Candidates should be able to identify and correct common network setup issues, to include knowledge of locations for basic configuration files and commands.
Location and content of access restriction files
Utilities to configure and manipulate ethernet network interfaces
Utilities to manage routing tables
Utilities to list network states
Utilities to gain information about the network configuration
Methods of information about the recognised and used hardware devices
System initialisation files and their contents (Systemd and SysV init process)

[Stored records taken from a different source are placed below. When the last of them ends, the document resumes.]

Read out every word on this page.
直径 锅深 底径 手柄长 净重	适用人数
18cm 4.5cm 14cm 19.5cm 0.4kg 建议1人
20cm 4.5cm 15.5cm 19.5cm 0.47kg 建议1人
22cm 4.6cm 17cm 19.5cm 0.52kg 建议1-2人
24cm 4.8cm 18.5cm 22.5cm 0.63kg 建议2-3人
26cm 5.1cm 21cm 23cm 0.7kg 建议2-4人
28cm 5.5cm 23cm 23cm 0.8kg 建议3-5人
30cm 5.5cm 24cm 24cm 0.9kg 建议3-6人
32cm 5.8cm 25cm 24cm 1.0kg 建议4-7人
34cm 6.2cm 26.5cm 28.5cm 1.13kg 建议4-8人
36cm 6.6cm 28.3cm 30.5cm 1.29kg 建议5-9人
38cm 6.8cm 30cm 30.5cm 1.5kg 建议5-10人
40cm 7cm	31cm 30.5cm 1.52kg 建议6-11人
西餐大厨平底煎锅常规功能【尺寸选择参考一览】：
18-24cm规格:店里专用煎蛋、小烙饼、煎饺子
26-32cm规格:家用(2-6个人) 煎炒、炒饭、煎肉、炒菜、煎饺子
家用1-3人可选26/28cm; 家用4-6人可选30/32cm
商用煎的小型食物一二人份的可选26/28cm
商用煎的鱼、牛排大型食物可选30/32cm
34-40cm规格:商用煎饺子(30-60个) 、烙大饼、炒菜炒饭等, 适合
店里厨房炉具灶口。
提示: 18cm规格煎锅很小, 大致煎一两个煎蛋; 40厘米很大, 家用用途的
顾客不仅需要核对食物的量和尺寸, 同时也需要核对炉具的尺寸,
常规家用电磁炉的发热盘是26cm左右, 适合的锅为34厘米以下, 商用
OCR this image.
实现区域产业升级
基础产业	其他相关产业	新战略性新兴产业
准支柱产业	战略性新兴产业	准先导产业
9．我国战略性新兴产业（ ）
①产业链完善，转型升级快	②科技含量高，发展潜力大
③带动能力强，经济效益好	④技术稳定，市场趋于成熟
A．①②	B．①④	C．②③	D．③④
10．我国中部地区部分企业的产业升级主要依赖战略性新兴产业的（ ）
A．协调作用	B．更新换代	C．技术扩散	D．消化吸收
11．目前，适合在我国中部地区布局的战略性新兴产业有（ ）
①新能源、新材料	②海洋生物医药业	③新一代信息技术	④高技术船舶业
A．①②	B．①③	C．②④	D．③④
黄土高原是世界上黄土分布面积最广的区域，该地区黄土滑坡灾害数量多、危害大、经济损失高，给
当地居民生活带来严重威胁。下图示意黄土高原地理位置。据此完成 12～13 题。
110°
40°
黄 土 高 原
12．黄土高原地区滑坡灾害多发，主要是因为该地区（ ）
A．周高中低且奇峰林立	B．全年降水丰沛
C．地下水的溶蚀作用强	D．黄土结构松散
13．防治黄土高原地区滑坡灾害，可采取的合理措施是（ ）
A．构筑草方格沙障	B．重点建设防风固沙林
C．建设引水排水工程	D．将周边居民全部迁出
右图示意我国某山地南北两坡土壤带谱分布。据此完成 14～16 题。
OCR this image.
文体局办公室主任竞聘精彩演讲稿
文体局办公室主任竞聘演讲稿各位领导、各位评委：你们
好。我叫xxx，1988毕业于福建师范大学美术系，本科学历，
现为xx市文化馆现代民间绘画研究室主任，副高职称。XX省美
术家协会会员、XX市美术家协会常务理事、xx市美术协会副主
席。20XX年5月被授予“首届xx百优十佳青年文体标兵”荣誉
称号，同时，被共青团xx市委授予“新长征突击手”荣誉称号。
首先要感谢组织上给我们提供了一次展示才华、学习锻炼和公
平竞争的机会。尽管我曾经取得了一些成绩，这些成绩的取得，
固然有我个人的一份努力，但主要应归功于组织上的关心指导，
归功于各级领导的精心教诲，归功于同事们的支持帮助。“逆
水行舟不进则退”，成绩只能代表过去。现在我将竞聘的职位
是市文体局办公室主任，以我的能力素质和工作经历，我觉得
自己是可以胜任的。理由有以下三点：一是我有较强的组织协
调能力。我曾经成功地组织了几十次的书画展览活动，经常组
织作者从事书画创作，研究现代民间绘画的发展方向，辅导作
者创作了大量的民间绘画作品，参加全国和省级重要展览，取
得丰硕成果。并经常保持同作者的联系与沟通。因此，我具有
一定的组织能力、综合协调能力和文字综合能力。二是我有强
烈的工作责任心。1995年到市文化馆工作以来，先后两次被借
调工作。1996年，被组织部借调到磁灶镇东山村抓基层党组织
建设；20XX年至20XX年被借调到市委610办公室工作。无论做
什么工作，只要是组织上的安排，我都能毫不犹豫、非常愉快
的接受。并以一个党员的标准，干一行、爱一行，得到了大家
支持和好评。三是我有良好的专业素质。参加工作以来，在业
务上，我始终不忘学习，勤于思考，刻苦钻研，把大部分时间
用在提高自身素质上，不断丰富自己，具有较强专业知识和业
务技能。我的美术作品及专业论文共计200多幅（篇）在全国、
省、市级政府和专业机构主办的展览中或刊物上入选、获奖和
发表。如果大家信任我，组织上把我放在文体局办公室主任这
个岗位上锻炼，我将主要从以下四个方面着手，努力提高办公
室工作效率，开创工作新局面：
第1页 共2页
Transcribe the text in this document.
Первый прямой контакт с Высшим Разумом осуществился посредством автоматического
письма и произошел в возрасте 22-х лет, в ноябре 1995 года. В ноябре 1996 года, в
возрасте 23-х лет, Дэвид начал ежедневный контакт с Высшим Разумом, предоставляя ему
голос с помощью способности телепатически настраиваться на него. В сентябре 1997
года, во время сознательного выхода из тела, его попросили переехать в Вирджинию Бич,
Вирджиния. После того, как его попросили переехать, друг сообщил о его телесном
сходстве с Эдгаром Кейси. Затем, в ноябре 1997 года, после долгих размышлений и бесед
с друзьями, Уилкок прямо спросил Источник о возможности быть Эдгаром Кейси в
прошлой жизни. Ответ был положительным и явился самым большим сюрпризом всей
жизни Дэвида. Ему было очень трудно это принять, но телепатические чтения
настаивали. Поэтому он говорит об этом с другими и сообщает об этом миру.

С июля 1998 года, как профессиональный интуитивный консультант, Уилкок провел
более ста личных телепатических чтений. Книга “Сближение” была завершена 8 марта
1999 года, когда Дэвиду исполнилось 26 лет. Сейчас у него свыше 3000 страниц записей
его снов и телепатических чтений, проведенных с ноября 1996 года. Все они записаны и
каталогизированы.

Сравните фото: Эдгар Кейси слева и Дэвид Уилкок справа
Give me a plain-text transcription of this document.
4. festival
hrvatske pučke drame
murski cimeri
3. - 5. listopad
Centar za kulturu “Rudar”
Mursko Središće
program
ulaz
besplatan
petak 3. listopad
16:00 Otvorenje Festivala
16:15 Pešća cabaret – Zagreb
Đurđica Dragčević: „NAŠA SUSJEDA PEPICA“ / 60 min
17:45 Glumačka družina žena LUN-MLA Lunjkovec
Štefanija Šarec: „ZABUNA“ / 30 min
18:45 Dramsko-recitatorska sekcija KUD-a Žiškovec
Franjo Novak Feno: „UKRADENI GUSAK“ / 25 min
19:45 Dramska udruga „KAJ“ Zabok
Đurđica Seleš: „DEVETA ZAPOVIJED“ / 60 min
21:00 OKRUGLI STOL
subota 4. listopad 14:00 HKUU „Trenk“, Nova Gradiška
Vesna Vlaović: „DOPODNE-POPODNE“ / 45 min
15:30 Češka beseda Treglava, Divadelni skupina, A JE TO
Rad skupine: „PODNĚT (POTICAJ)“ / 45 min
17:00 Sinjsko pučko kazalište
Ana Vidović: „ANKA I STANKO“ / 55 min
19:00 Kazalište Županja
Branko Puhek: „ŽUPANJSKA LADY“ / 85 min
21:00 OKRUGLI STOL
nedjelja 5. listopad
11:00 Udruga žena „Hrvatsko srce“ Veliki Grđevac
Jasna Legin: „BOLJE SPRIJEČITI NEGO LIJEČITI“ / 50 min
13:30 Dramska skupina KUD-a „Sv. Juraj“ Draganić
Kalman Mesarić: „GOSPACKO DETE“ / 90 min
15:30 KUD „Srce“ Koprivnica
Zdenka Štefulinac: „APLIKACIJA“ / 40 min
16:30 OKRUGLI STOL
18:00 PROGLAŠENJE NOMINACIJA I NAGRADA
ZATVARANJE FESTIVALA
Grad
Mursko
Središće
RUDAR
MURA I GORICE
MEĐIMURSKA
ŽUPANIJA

Awareness of NetworkManager and its impact on network configuration
System log files such as
It would be great if you would be able to open up a book and find an index there of all possible network problems and their solutions. But in practice that is impossible. There are way too many scenarios to describe and new technologies are surfacing constantly, creating new options - and new problems. However, almost every problem can be solved by applying knowledge and logic. In the case of network troubleshooting, this means mostly that you should determine how traffic should flow from source to destination and back, and checking step by step if you can see the traffic passing by using the tools described earlier. Also, make sure to check traffic in both directions if possible, as many network problems stem from the fact that traffic from source to destination may not be following the same path as traffic the other way around.
Key files, terms and utilities have already been described in Chapter 5, Networking Configuration (205) and other chapters. In this chapter we focus on the problem solving process and introduce a number of additional techniques, utilities and key files.
You are browsing the Internet on a PC. It is connected to the Internet via a local area network and a firewall. Suddenly, you can not access your favourite webpage anymore. It could be the network, the firewall, the ISP, or even the browser.. what is a reasonable approach to find the problem and solve it?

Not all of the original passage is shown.